Thursday, June 25, 2009

Hydrocarbons for the 21st Century - The Work of the Loker Hydrocarbon Research Institute



Hydrocarbons derived from petroleum, natural gas, or coal are essential in many ways to modern life and its quality. The bulk of the world’s hydrocarbons is used for fuels, electrical power generation, and heating. The chemical, petrochemical, plastics and rubber industries are also dependent upon hydrocarbons as raw materials for their products. Indeed, most industrially significant synthetic chemicals are derived from petroleum sources. The overall oil use of the world now exceeds ten million metric tons a day. Ever increasing world population (about 6 billion to increase to 10 billion in a few decades) and energy consumption and finite non-renewable fossil fuel resources, which are going to be increasingly depleted, are clearly on a collision course. New solutions will be needed for the 21st century if we are to maintain the standard of living the industrialized world has gotten used to and the developing world is striving to achieve.
Recognizing the need for a long-range program of basic research and graduate education in the field of hydrocarbon chemistry, the University of Southern California established its
"Loker Hydrocarbon Research Institute" in 1977. Generous donations from Donald and Katherine Loker, as well as other friends and supporters helped build an outstanding facility and program.
Hydrocarbon Chemistry
Hydrocarbons, the principal compounds of oil and natural gas, have to be chemically altered to make useful products and materials. This is carried out by chemical and petrochemical industries in processes such as isomerization, alkylation homologation, etc. These processes are frequently catalyzed by acids and involve electron deficient intermediates called carbocations. The Loker Institute has pioneered new methods to study such processes and their mechanisms.

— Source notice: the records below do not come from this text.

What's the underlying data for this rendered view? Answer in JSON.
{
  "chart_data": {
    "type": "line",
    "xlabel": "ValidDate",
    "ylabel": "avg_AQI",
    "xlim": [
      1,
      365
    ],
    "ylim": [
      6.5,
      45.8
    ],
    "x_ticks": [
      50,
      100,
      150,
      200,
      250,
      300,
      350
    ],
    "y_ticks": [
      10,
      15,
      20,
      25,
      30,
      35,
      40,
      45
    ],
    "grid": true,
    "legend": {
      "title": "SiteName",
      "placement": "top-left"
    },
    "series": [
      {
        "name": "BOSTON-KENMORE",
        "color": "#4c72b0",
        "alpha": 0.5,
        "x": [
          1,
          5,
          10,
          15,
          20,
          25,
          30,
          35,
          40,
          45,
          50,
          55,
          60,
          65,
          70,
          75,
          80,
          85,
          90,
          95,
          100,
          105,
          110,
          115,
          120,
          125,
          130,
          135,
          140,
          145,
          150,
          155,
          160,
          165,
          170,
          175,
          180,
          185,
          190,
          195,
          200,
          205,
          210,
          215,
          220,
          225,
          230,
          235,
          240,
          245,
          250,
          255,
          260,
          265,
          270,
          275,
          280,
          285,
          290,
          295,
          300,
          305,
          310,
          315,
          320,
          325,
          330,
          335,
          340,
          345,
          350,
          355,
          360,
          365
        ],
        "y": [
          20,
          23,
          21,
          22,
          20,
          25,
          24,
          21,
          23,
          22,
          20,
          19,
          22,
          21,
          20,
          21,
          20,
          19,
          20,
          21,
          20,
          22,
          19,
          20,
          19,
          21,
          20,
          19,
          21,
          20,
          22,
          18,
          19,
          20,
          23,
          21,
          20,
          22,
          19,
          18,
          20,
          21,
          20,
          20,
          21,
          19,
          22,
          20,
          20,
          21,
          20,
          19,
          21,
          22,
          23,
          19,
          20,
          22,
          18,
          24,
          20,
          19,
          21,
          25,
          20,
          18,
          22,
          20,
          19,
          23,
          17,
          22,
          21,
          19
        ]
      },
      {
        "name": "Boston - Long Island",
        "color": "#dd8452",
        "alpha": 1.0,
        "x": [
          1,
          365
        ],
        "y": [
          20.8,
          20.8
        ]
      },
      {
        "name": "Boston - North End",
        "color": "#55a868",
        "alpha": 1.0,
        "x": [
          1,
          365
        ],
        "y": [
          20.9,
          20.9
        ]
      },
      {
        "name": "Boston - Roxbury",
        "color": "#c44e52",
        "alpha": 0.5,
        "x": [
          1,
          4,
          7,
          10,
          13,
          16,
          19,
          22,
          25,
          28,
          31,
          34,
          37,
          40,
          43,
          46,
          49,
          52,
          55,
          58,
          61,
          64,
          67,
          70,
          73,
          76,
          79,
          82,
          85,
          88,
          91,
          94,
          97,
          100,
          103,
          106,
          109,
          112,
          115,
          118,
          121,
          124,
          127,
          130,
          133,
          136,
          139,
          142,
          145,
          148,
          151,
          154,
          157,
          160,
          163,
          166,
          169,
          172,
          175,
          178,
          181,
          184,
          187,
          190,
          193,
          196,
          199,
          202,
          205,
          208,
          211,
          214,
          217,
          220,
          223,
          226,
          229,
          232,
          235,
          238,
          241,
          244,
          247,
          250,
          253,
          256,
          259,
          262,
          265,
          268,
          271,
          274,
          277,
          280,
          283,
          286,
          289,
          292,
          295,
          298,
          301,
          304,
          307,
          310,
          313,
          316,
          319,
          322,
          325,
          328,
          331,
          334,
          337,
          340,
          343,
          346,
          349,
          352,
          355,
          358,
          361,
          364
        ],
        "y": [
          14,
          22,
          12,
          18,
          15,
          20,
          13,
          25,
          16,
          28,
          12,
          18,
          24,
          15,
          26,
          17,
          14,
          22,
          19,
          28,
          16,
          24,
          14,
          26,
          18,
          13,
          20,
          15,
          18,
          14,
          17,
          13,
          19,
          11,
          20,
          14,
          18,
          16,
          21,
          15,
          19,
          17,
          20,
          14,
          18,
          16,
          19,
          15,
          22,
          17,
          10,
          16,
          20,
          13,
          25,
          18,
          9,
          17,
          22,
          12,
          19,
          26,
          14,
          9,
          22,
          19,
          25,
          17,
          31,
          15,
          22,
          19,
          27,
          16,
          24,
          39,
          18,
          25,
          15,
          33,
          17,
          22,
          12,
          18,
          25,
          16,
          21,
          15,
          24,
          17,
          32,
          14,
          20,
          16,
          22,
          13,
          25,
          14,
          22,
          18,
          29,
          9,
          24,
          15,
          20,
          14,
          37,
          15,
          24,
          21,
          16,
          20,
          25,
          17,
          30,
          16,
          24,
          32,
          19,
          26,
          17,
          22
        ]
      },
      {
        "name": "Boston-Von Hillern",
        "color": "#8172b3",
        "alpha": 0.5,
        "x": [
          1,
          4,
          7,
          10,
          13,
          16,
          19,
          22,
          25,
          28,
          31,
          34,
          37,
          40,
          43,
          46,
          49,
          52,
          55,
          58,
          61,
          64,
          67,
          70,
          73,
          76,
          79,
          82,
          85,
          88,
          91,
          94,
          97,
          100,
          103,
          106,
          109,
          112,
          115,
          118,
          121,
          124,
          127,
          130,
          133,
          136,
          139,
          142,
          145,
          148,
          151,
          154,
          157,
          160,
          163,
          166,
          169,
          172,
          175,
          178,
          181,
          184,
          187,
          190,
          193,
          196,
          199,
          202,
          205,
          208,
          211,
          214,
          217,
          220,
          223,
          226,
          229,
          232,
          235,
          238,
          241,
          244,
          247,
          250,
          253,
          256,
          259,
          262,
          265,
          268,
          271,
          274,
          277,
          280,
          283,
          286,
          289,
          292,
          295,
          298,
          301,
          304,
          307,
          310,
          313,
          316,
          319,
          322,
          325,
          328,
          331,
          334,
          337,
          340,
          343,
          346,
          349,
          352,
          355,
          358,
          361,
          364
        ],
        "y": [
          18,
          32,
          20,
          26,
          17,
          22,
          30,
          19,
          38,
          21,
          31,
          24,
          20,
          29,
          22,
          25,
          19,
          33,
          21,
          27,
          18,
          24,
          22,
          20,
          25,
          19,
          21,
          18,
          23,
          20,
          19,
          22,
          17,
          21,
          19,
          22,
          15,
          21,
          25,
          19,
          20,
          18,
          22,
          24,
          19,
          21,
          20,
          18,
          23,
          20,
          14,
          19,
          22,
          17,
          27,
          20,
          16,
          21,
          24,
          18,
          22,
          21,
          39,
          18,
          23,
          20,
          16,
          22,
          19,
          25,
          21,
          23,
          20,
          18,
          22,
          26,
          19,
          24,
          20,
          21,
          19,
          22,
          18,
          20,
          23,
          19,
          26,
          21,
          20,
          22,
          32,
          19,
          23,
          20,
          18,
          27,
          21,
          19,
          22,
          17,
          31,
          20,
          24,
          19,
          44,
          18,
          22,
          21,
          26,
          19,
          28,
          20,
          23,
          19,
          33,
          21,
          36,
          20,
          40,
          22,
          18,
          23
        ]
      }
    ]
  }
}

Research is also aimed at more efficient utilization of fossil fuel resources including recycling of carbon dioxide (a greenhouse gas) to useful materials. Studies are also directed towards developing new synthetic methodologies for chemical bond making and bond breaking processes. Polymeric materials derived from simple hydrocarbon precursors are the basis for new materials with exceptional electrical, optical, and magnetic properties. These materials find applications in information technology, photochemical energy conversion and biomedical devices.
Carbocarbons and their Chemistry
In studying hydrocarbons and their conversions, a wide variety of highly acidic systems called superacids have been developed. When higher valent Lewis acid fluorides such as SbF5 and TaF5 are combined with Brönsted acids such as HF or FSO3H, acids many billions of times stronger than sulfuric acid are obtained. In such superacidic media the lifetime of carbocations are sufficiently long to be examined by a variety of chemical and physical methods including nuclear magnetic resonance spectrometry.Acid catalyzed conversion of hydrocarbons such as cracking, isomerization, alkylation, oligo- and poly-condensation, etc. are of substantial importance. The fundamental chemistry of such hydrocarbon conversions involves carbocations and their reactions. Novel environmentally benign acid systems, including solid acids, are developed to overcome difficulties connected with toxic acids such as hydrofluoric or sulfuric acid. Isomerization and alkylation of saturated hydrocarbons to provide high octane gasoline are of particularly great importance in the petroleum industry. The Loker Institute has developed an environmentally friendly and practical alkylation process for the manufacture of high octane gasoline by using a modified hydrogen fluoride catalyst system of greatly reduced volatility and toxicity.
In addition, the use of superacidic catalysts allow new ways to hydro-treat coals, shale oil, tar sands and other heavy petroleum sources and residues, and yield liquid hydrocarbons. New and environmentally safe gasoline and diesel fuel additives were also developed, resulting in higher octane gasoline and higher octane diesel fuels. These additives have also resulted in cleaner burning fuels and opened the way to exclude currently used other toxic additives.